CollabNet, which provides an open source-based hosted source code management suite, has acquired one of its major open source rivals, SourceForce Enterprise Edition. It bought the product from VA Software for an undisclosed amount of cash and stock. In return, VA has agreed to advertise SourceForge Enterprise ion its site for at least 30 months.
The deal brings together two rivals of low-cost collaborative software tools that are well-known brands in the open source community. It includes CollabNet’s SubVersion, whose design was initially led by Brian Behlendorf, one of the founders of the Apache Software Foundation. On the other end is VA, better known as publisher of a number of open source and developer media and portals including Slashdot, Linux.com, Freshmeat, and other outlets.
The result of the transaction is that both companies are changing from rivals to partners that stick to their knitting: CollabNet as collaborative development tools provider, and VA, which retains its developer media empire.
As for the products involved, there is significant overlap between CollabNet Enterprise and SourceForge enterprise, in that both are multi-user source code control systems. The SourceForge offering has drawn roughly 200 customers, while the CollabNet counterpart has about 100 customers, but for a product with deeper functionality, consulting offerings, and more lucrative engagements.
But a major difference is that, while the brunt of CollabNet’s experience on the commercial side has been through software-as-a-service (SaaS) offerings, SourceForge has been primarily sold as packaged software. CollabNet president Bill Portelli said that the deal provides complementary channels, in that SourceForge has experience delivering packaged software, while CollabNet has the hosted side, plus a growing consulting and service arm that the other lacked.
Portelli expects the deal to become accretive within a quarter undoubtedly because probably a modest amount of cash is at stake. More importantly, over the past year, CollabNet has been on a roll. The last three quarters have seen 70%+ year over year growth. Portelli said that the company has become cash flow neutral, and has a 1.5 years worth of client engagements in the pipeline.

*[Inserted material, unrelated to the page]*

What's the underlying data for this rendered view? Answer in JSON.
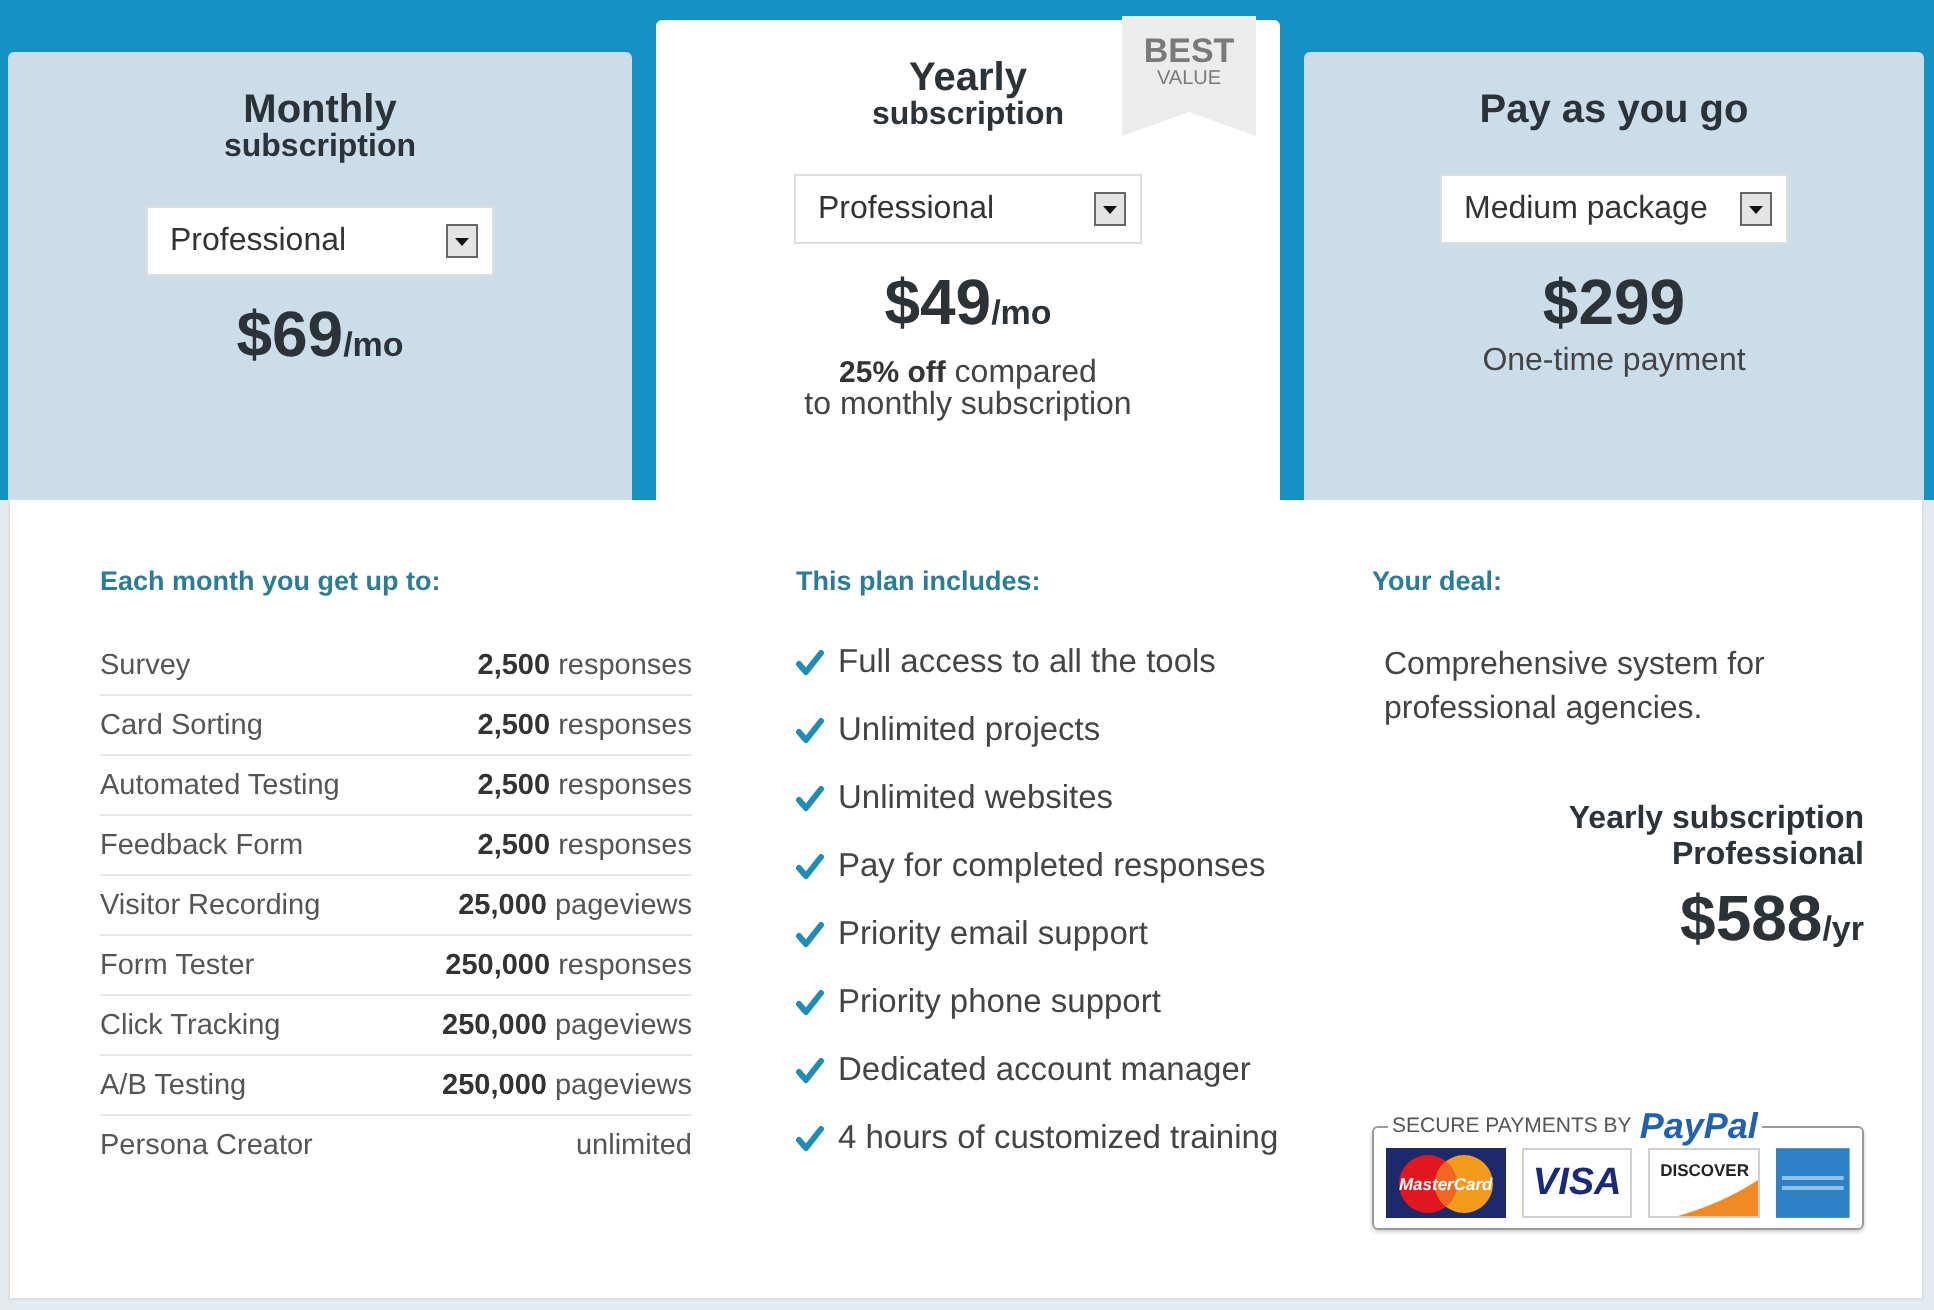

A closer look at adoption of SubVersion, the open source version control product that is CollabNet’s best-known offering, shows a growth curve that began spiking about 18 months ago, growing fivefold to over 100,000 downloads from Apache servers. The commercial side of the business is that CollabNet hosts a web-based on demand site fir virtualizing the software build and test infrastructure and planning development. And it provides an Eclipse Mylar plug which simplifies the organization of developer task lists.
For the rest of the year, CollabNet has promised to continue supporting both packages, and by year end will begin planning how to converge the products.
This deal clearly brings two of the best known brands in the open source software development field together, and so is hard to ignore.
At first glance, the deal appears to be a case of a vendor acting to eliminate the competition. A closer look reveals that each company had differing strengths, and so in the long run, it probably makes sense for VA to exit the software field and concentrate on its business of providing media and portals to developers.
Anyway the original open source SourceForge engine, which got its name, got forked out long ago after VA decided to take the product commercial. The original open source code base for SourceForge was forked by the GNU project as Savana, and later on by another community member as GForge.
Obviously, those moist affected by his deal are those who subscribed to the SourceForge engine, as it’s not yet clear what will survive once CollabNet divines it product convergence strategy.
But the other interesting part of the deal is that CollabNet is starting to feel its oats, and might be getting a bit overconfident. It now has Rational in its sights, and while IBM Rational has hardly bothered to update its decade-old ClearCASE product, CollabNet has a ways to go before it comes close to market parity, That said, given IBM’s inaction with its rational product line, such an outcome might not be as outlandish as it seems.